The river is a queen. The big blind checks and you check too, because a
queen is an overcard he could easily have held and hit. Sure enough, he
turns over the winning hand of A-Q and takes the pot.
You replay the hand quickly in your head and emerge from your brief
analysis satisfied that you played every street correctly, from your
preflop raise to your river check. But something about the hand irks
you. Your foe called all the way with just overcards. Does he not
respect you? What does a guy have to do around here to get these mooks
to fold?! That thing that irks you is now like a raspberry seed stuck in
your tooth. The more you think about it, the more it bothers you. It's
hard enough to play correctly, you tell yourself, but when you play
absolutely correctly and end up suffering for others' mistakes, well,
damn, that's just not fair.
A subtle shift has taken place in your thinking. For one thing, you have
mentally accused your opponent of having made a mistake when, in fact,
his play may have been correct. He held A-Q, after all. You could easily
have been on a pure steal (tell me you've never raised on the button
with A-T) and even if you weren't, he still had outs. If anything, he
might have played the hand too weakly; the river bet went begging, after
all. But that's not the problem.
The problem is you've swapped thoughtful analysis for righteous
indignation. Your thinking is now colored by your mood. In an otherwise
unremarkable hold'em session, you have reached a pivotal point. If you
don't get your mind right here, the whole session could go right down
the drain. If you continue to dwell on mistakes -- not even your
mistakes -- you run the risk of blowing a hole in your concentration
and, thence, your stack.
Let's say you pass the test. You shrug off the loss and play the next
hand. Lo and behold, you get pocket aces -- and they don't hold up. Next
hand, pocket kings -- and they don't hold up either! Now you've been hit
by a devastating combination of punches. You're suffering at the hands
of other players' decisions and also the capricious whims of luck. Your
steely discipline is in vapors now. All you can think about is how damn
much you hurt.
When this happens, you lose. Win or lose, you lose, because as soon as
you start to process your pain, you've left your right mind behind and
entered the realm of feeling. You're suffering, and when you're
suffering you shift your focus from playing perfect poker to wondering
why the universe is so unfair. On the conscious level, of course, you
know that the universe is not unfair. You know that you're just
experiencing a short-term setback. Nevertheless, you are experiencing
that setback, and you're experiencing it on an emotional level, in an
emotional way. You are, in other words, feeling the moment rather than
thinking the moment. Once your situation starts to affect your mood,
performance suffers and further bad outcomes may result.
It's a vicious cycle:
You get in a bad mood.
Your mood affects your play.
You make inferior decisions.
You get bad outcomes.
Your bad mood gets worse.
And so forth.
For success in hold'em, then (or for that matter in poker or for that
matter in life), do this:
Focus on how you do, not on how you feel.

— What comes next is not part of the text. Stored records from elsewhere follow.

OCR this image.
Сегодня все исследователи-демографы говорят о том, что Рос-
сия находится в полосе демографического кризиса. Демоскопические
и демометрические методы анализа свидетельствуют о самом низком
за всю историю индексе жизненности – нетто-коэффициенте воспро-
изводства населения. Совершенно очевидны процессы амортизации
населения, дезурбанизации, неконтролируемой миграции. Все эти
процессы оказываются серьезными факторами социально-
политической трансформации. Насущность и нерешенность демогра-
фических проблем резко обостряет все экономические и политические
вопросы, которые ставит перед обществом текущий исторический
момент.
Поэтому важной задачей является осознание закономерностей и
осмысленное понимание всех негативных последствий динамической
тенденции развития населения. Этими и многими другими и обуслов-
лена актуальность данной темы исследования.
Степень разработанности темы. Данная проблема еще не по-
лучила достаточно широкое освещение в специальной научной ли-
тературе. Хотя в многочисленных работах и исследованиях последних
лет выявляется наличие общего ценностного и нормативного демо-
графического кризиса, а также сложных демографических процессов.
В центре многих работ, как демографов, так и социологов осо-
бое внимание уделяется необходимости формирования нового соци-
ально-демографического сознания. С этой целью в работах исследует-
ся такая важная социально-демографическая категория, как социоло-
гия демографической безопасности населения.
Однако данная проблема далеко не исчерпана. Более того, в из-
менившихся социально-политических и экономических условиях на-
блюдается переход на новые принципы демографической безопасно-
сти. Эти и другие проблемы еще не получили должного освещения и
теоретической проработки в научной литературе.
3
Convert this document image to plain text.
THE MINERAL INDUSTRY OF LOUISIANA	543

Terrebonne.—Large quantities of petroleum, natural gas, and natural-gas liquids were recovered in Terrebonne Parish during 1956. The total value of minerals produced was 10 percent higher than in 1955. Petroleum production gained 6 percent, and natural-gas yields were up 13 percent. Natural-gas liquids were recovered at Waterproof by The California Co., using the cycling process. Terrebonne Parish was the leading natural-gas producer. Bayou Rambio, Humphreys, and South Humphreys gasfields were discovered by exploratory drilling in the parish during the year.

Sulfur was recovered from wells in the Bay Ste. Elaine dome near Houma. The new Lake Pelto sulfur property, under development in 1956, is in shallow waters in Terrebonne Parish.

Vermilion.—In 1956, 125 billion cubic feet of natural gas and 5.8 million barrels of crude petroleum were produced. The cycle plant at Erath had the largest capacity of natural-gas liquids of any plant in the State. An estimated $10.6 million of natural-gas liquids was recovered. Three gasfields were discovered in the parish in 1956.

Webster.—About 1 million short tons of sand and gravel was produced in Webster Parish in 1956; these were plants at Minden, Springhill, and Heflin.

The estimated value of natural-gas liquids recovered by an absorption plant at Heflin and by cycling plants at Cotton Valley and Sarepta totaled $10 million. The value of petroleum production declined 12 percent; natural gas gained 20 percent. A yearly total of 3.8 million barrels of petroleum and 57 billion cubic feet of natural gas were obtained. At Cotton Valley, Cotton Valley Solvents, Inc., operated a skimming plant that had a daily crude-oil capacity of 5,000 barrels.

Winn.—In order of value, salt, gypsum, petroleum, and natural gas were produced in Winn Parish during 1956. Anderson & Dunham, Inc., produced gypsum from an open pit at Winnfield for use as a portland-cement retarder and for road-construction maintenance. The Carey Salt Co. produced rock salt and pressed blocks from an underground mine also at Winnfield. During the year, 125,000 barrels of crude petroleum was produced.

That goes for your good feelings too. If you've been running
exceptionally well, if you've been running all over the table, you run
the real risk of getting high on your own success. Rushes are real, God
bless them, but nothing kills a rush faster than the carelessness that
overconfidence breeds. Many a rush has gone south because the player
stopped thinking about the useful question How can I parlay this rush
and my temporarily strong image into a big win? and instead turned his
attention to How can I make this good feeling last?
On the other hand, what's wrong with feeling good? Isn't that part of
why we play poker in the first place? We love the game. We want to enjoy
the experience of playing it. Yet the more we experience our enjoyment,
the less we think about proper play. Performance degrades, and enjoyment
ends. We are thus left with a twisted little paradox: To fuel your
enjoyment of poker, you must ignore your enjoyment of poker.